O filme, que é baseado num livro de Douglas Adams (também o co-autor do roteiro cinematográfico), segue a história de Arthur Dent (Martin Freeman), um homem que está vivendo um verdadeiro inferno astral. Arthur levou um fora de Tricia McMillan (Zooey Deschanel), que é – provavelmente – a mulher da vida dele; viu a sua casa ser demolida e o planeta Terra ser destruído; além de ter descoberto que Ford (o rapper Mos Def), o seu melhor amigo, na verdade, é um ser de outro planeta.

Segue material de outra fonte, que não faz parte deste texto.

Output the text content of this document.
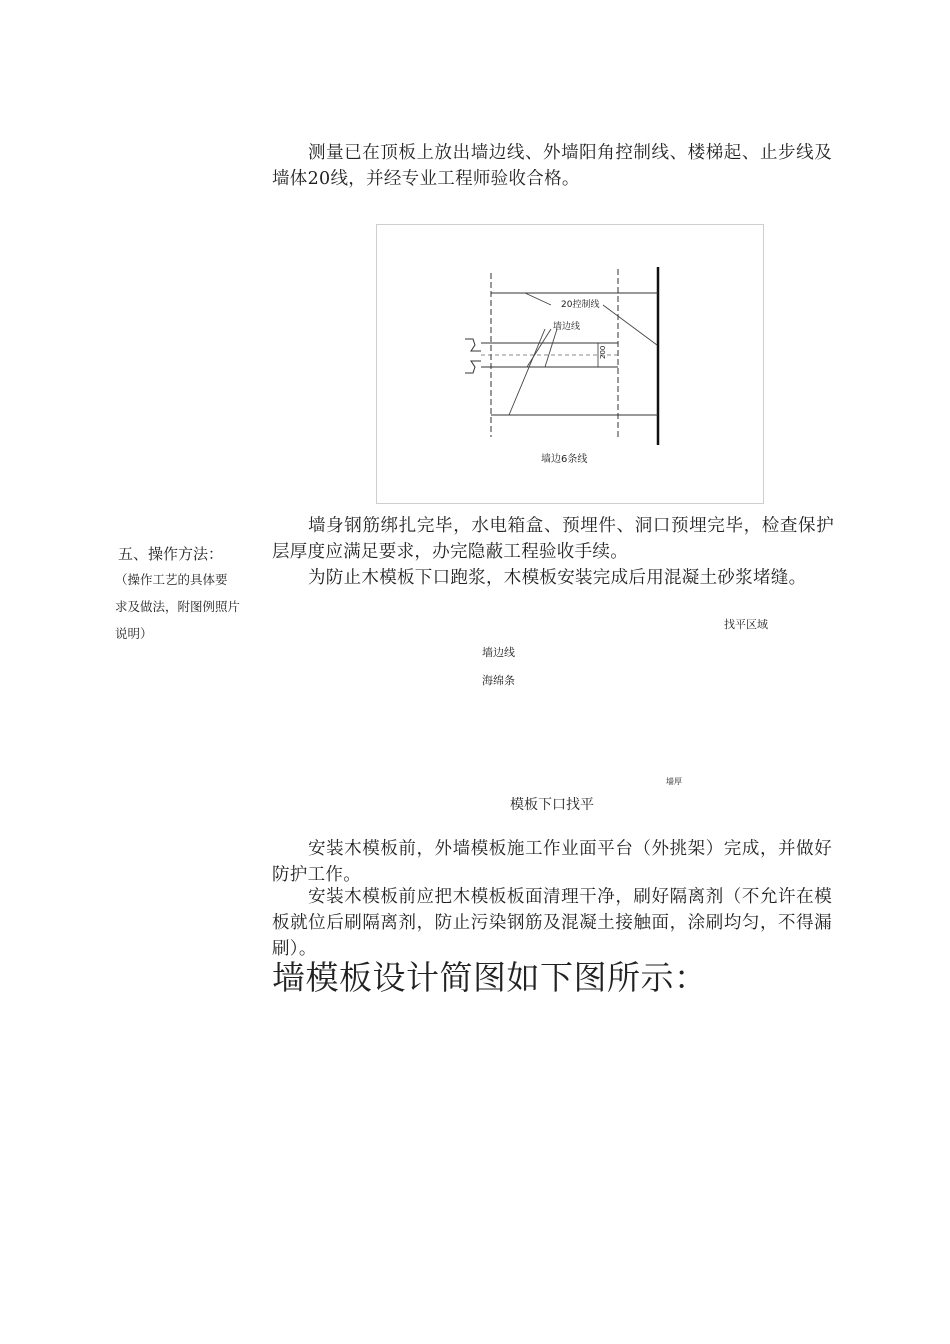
测量已在顶板上放出墙边线、外墙阳角控制线、楼梯起、止步线及墙体20线，并经专业工程师验收合格。
20控制线
墙边线
200
墙边6条线
五、操作方法：
（操作工艺的具体要
求及做法，附图例照片
说明）
墙身钢筋绑扎完毕，水电箱盒、预埋件、洞口预埋完毕，检查保护层厚度应满足要求，办完隐蔽工程验收手续。
为防止木模板下口跑浆，木模板安装完成后用混凝土砂浆堵缝。
找平区域
墙边线
海绵条
墙厚
模板下口找平
安装木模板前，外墙模板施工作业面平台（外挑架）完成，并做好防护工作。
安装木模板前应把木模板板面清理干净，刷好隔离剂（不允许在模板就位后刷隔离剂，防止污染钢筋及混凝土接触面，涂刷均匀，不得漏刷）。
墙模板设计简图如下图所示：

Arthur salvou a vida de Ford e, agora, chegou a vez do amigo retribuir. Dessa maneira, Ford seqüestra Arthur e o carrega em uma viagem pelo espaço, na qual eles terão o auxílio do Guia do Mochileiro das Galáxias, uma espécie de livro com informações básicas para qualquer pessoa sobreviver na galáxia. Na viagem, Arthur verá que o mundo galáctico é tão estranho quanto o terreno e habitado por seres tão diferentes quanto os que podem ser encontrados na Terra – como Zaphod (Sam Rockwell), o presidente das Galáxias.
“O Guia do Mochileiro das Galáxias” é um filme cuja estética lembra e – muito – a de “2001 – Uma Odisséia no Espaço”, clássico do diretor Stanley Kubrick. Os cenários são extremamente futuristas e foram criados seres robóticos e naves espaciais que não deixam nada a dever àquelas idealizadas pelo mestre George Lucas para a série “Guerra nas Estrelas”. Mas algo difere “O Guia do Mochileiro das Galáxias” de outros filmes de ficção científica: a sua linguagem irônica e o fato de que nenhum dos personagens do filme se leva a sério.
Calcado na excelente narração de José Wilker para a versão brasileira (Stephen Fry narra o filme na versão original), “O Guia do Mochileiro das Galáxias” é uma verdadeira surpresa cinematográfica. Um filme de ficção científica que não é pretensioso, que se preocupa em ser didático e que tem como tema básico: a procura pela Pergunta Fundamental da Vida, do Universo e de Tudo o Mais (uma busca que é particular a cada pessoa). A cena que mostra a resposta para essa pergunta é, provavelmente, a mais simples e sincera já mostrada num filme que se propôs a entender a raça humana.
Assisti e revi no canal tnt hd, bom, história bem produzida e dirigida, atuações convincentes, muitas cenas hilárias, efeitos visuais bem legais, dublagem nota 10...
4 estrelas para o filme, não o livro, q não conheço. Acho só q a adaptação pra filme ficou corrida(são vários livros)e muito timming se perdeu. Poderia ser uma mini série, tem bastante informação e achei tumultuado. Humor não é só uma piada nonsense atrás da outra. Tem um longa "Team America", pra exemplificar, q é nonsense mas tem timming. Também é preciso ler o livro pra ver ali o que é criatividade lógica e o que não tem sentido mesmo, em vez de achar que tudo tem uma explicação criativa. Porque, afinal, ele escrevia muita coisa chapado. Pra mim a maior tirada do filme é a resposta "42" para a pergunta "Qual o sentido da vida?" Ou seja, o troUxa q perde tempo fazendo esse tipo de pergunta merece mesmo é ser trollado sucessivamente.